ASM Clermont : l'heure du vrai départ pour Christophe Urios
À l’heure où les pentes des cols de la région clermontoise vibrent pour la fièvre du Tour de France, la plaine des Gravanches a elle aussi perdu de sa quiétude estivale. Et pour cause, les joueurs de l’ASM ont effectué leur rentrée des classes, ce lundi, devant leurs plus fidèles supporters. S’il manquait quelques hommes sur la photo, des nouveaux visages ont fait leur apparition. Dans le staff notamment. Outre les recrues, Frédéric Charrier (entraîneur de l’attaque), Julien Laïrle (avants et défense), Mourad Abed (préparation physique) et Ian Vass (jeu au pied) découvraient l’effectif et les infrastructures "jaune et bleu".
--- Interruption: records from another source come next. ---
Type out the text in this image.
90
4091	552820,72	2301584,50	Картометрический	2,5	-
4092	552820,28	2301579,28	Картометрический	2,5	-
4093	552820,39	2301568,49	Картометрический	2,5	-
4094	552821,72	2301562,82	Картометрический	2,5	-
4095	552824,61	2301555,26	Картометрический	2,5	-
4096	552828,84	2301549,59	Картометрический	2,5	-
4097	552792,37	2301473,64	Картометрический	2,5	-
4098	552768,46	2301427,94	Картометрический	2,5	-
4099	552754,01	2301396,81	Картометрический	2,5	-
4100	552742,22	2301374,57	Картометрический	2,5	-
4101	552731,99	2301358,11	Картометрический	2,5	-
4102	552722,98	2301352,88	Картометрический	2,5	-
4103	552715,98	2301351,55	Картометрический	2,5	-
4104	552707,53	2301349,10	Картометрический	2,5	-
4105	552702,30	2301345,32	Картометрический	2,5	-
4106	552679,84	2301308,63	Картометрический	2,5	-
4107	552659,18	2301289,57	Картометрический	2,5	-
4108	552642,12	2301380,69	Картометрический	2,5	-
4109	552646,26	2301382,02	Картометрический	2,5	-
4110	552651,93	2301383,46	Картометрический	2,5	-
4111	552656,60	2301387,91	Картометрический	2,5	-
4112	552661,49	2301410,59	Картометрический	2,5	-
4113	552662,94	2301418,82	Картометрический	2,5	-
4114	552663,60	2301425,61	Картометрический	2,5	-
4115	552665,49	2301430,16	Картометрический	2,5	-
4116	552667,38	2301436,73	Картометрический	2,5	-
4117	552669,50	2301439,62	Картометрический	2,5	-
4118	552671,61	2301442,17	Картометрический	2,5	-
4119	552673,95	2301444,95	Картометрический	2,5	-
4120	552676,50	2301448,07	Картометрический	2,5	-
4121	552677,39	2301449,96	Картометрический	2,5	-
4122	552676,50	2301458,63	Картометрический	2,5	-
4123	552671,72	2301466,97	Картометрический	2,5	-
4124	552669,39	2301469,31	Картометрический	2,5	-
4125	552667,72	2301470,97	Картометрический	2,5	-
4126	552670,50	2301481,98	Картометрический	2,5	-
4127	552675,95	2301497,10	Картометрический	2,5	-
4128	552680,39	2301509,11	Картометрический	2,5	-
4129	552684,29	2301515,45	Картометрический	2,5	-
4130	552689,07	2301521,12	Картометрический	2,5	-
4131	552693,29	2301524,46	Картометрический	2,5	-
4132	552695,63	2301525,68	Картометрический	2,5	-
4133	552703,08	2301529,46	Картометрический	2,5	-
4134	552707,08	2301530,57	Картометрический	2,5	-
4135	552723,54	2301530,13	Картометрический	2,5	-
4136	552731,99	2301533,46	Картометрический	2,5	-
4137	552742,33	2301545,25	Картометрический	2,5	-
Pour l’entraîneur en chef Christophe Urios, ce changement d’ère symbolise un nouveau départ. Après quatre premiers mois en Auvergne où il a fallu beaucoup s’adapter en travaillant souvent dans l’urgence, cette nouvelle saison qui se profile symbolise le vrai départ de l’aventure clermontoise pour le technicien.
On le sait, Christophe Urios est extrêmement proche des Charrier, Laïrle ou Abed pour avoir travaillé avec eux durant de nombreuses saisons, que ce soit à Castres, Bordeaux, Oyonnax ou Bourgoin. Et les avoir à nouveau à ses côtés conditionne bien des choses.
"Leur arrivée est pour moi quelque chose d’inestimable, avoue sans mal Christophe Urios. Je sais parfaitement de quoi ils sont capables. Je sais que nous sommes fluides dans notre fonctionnement. Ils savent ce que j’attends de leur part et eux me connaissent par cœur. On gagne donc un temps fou. On est content de se retrouver et de travailler à nouveau ensemble."
Il n’y a pas vraiment besoin de lire entre les lignes pour comprendre que ce paysage familier va permettre au coach de retrouver un fonctionnement plus naturel. Lors du premier semestre clermontois, il a beaucoup appris sur le fonctionnement du club et sur le caractère des joueurs qu’il avait en face de lui. L’homme a aussi tiré des leçons personnelles de ses premiers mois du côté du stade Michelin.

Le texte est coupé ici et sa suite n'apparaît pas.